Son Excellence Monsieur le Président de la République
La mort vient de frapper un homme qui n’appartenait pas qu’à lui-même. Le Professeur Valentin Yves Mudimbe n’était pas seulement un écrivain, un philosophe, un fils du Congo. Il était une langue entière, un pays dans le pays, une pensée qui refusait de se coucher. Et aujourd’hui, alors que son corps s’en va, nous restons là, debout, avec cette question : que faisons-nous de nos
géants ? Les enterrons-nous deux fois ?
Nous savons honorer ceux qui font vibrer les stades et danser les foules. Nous le faisons avec
raison, car ils portent haut nos couleurs. Mais si nous ne savons célébrer que les muscles et les mélodies, que dirons-nous à l’histoire ? Que nous fûmes un peuple de gestes, mais pas de pensée
? Que nous avons eu des corps, mais pas d’idées ?
Le Professeur Mudimbe a amené notre drapeau au sommet de la philosophie mondiale. Par les livres. Par ces phrases qui traversent les frontières et les siècles sans demander de visa. « L’Odeur du père » pour lequel j’ai une affection particulière, « L’invention de l’Afrique », «
Entre les eaux » et tant d’autres, ces titres sont des actes de résistance. Des preuves que le Congo
n’a pas seulement des jambes pour courir et des voix pour chanter, mais aussi un esprit pour éclairer le monde.
Aujourd’hui, Monsieur le Président, je vous demande d’accorder à ce géant des funérailles nationales. Non par formalité, mais parce qu’un pays se construit aussi autour de ses modèles intellectuels. Parce que nos enfants doivent savoir qu’on peut servir le Congo avec un stylo aussi
bien qu’avec un ballon.
Mais plus encore, je vous demande de permettre que ce fils du Congo, contraint à l’exil par les vicissitudes de notre histoire , puisse enfin retrouver la terre de ses ancêtres. Qu’il repose auprès de ceux qui l’ont précédé, dans cette paix éternelle que son pays natal n’a pu lui offrir de son vivant.

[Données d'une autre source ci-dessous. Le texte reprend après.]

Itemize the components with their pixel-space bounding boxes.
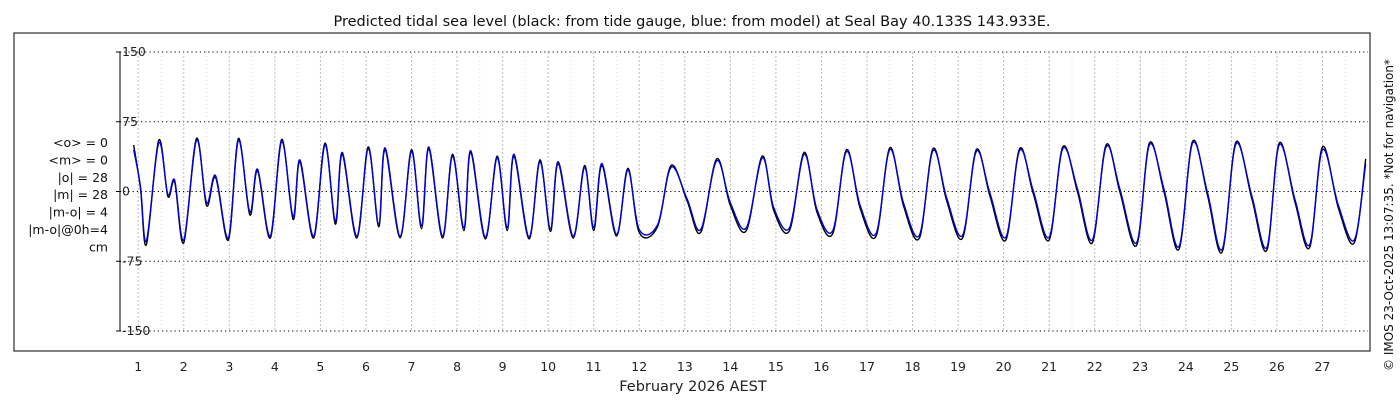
x-tick-label: 19: [950, 359, 966, 374]
x-tick-label: 21: [1041, 359, 1057, 374]
stat-line: <m> = 0: [49, 152, 109, 167]
x-tick-label: 14: [722, 359, 738, 374]
x-tick-label: 23: [1132, 359, 1148, 374]
stats-panel: <o> = 0 <m> = 0 |o| = 28 |m| = 28 |m-o| = 4 |…: [28, 135, 108, 254]
series-lines: [133, 137, 1367, 254]
stat-line: |m-o| = 4: [49, 205, 108, 220]
stat-line: |m-o|@0h=4: [28, 222, 108, 237]
x-tick-label: 7: [408, 359, 416, 374]
stat-line: cm: [89, 239, 108, 254]
x-axis: 1 2 3 4 5 6 7 8 9 10 11 12 13 14 15 16 17 18 19 20 21 22 23 24 2…: [134, 359, 1330, 374]
y-tick-label: 75: [122, 114, 138, 129]
y-axis: 150 75 0 -75 -150: [116, 44, 150, 338]
x-tick-label: 3: [225, 359, 233, 374]
x-tick-label: 8: [453, 359, 461, 374]
x-tick-label: 16: [813, 359, 829, 374]
x-tick-label: 9: [499, 359, 507, 374]
stat-line: <o> = 0: [53, 135, 108, 150]
y-tick-label: -150: [122, 323, 150, 338]
outer-frame: [13, 32, 1371, 352]
x-tick-label: 2: [180, 359, 188, 374]
x-tick-label: 17: [859, 359, 875, 374]
x-tick-label: 11: [586, 359, 602, 374]
series-line-model: [133, 139, 1367, 251]
y-tick-label: 150: [122, 44, 146, 59]
x-tick-label: 24: [1178, 359, 1194, 374]
x-tick-label: 12: [631, 359, 647, 374]
x-tick-label: 25: [1223, 359, 1239, 374]
grid: [120, 51, 1368, 332]
y-tick-label: -75: [122, 253, 142, 268]
x-tick-label: 10: [540, 359, 556, 374]
x-tick-label: 6: [362, 359, 370, 374]
y-tick-label: 0: [122, 184, 130, 199]
credit-text: © IMOS 23-Oct-2025 13:07:35. *Not for na…: [1382, 59, 1396, 371]
x-tick-label: 27: [1314, 359, 1330, 374]
x-axis-label: February 2026 AEST: [619, 379, 767, 395]
chart-title: Predicted tidal sea level (black: from t…: [334, 14, 1051, 30]
x-tick-label: 5: [316, 359, 324, 374]
stat-line: |o| = 28: [58, 170, 108, 185]
x-tick-label: 20: [996, 359, 1012, 374]
x-tick-label: 18: [905, 359, 921, 374]
x-tick-label: 4: [271, 359, 279, 374]
x-tick-label: 1: [134, 359, 142, 374]
x-tick-label: 26: [1269, 359, 1285, 374]
x-tick-label: 15: [768, 359, 784, 374]
stat-line: |m| = 28: [53, 187, 108, 202]
x-tick-label: 22: [1087, 359, 1103, 374]
x-tick-label: 13: [677, 359, 693, 374]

Qu’il ne demeure pas à jamais un exilé, même dans la mort.
Ne laissons pas dire que notre grandeur ne se mesure qu’aux trophées et aux disques d’or. Nous avons aussi nos batailles gagnées sur le front des idées. Nos victoires silencieuses qui, pour ne pas faire de bruit, n’en ont pas moins changé des vies.
Athènes pleurait ses penseurs autant que ses guerriers. Le Congo peut-il faire moins pour l’un des siens ? Je ne vous demande pas un geste administratif, mais un redressement.
Que le Professeur Mudimbe soit notre rappel : nous sommes aussi un peuple qui pense, qui écrit, qui interroge
l’univers.
Nous avons trop souvent laissé partir nos étoiles sans leur rendre les honneurs qu’elles méritaient.
Ne recommençons pas. Ne laissons pas le monde croire que nos seuls héros sont ceux qui marquent des buts et ceux qui font tourner les reins avec ce légendaire geste circulaire des hanches.
Monsieur le Président, en cette période où vous guidez notre Nation vers sa renaissance, vers l’unité et la réconciliation, quel plus beau symbole que d’offrir à ce grand esprit le retour ultime que mérite son immense contribution ? Que son corps retrouve la terre qui l’a vu naître, et que son âme retrouve enfin la paix auprès des ancêtres.
Dans l’attente de votre réponse, je vous prie d’agréer, Monsieur le Président, l’expression de ma très haute considération.